Although some municipalities in Greece (primarily smaller holiday isles) already contract with firms for their garbage collection and disposal, most larger municipalities rely on permanent staff or contract workers. Additionally, most landfills are also operated by municipalities and regional government entities.

The directly awarded contract comes after a municipal committee comprised of council members failed to convene, on the one hand, while unionists also occupied the meeting hall where the meeting would be held.

The contract envisions the removal  of 1,200 tons of garbage from overflowing trash bins in Thessaloniki municipality over the next 72 hours.

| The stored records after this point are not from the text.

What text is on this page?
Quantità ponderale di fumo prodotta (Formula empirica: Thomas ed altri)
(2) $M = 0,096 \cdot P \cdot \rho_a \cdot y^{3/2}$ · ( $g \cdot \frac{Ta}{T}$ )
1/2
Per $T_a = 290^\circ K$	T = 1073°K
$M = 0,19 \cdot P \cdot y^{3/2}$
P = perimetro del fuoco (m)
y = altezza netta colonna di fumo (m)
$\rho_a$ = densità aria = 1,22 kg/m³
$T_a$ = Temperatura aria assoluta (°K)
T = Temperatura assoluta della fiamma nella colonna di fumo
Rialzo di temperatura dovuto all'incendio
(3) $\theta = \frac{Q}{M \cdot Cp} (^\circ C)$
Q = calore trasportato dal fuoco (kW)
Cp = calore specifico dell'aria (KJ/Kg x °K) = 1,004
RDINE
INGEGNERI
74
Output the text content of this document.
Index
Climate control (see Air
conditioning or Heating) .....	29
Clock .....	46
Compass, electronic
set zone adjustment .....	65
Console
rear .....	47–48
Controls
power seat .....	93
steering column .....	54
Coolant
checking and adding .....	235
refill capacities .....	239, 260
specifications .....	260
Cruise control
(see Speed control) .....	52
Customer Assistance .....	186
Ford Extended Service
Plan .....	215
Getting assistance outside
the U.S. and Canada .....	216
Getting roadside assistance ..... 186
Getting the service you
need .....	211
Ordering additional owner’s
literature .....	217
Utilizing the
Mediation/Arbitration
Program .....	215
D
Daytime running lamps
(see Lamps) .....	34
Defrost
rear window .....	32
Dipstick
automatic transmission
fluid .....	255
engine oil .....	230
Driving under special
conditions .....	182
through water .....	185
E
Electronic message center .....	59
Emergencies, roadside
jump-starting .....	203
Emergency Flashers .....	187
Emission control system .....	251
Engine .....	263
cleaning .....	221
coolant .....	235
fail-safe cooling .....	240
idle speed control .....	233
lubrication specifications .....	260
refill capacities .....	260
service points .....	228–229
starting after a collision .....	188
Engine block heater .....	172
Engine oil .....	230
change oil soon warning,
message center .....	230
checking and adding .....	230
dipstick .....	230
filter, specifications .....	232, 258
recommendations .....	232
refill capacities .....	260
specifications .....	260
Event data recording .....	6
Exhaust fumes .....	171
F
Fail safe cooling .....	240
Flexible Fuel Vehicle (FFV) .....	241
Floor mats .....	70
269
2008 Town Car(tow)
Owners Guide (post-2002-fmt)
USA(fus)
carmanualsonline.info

Thessaloniki is the largest government entity in the wider Thessaloniki urban area, which is surrounded by several other municipalities.

In a later reaction, representatives of the local chapter of the union (POE-OTA) claimed that garbage collection by the private sector is costlier for the city's taxpayers than when conducted by municipal workers -- assuming, of course, that no strike is in effect.

Back in Athens, a spokesman for the leftist government ruled out the prospect of seeking a court-ordered mobilization of striking sanitation workers. Nevertheless, the spokesman, Dimitris Tzanakopoulos, said all state-affiliated means would be employed to reduce the effects of the nationwide garbage strike. The statement was construed by some as including the use of conscripts and military lorries to dispose of at least some of the rubbish now baking in and round bins amid the first heat wave of the current summer season.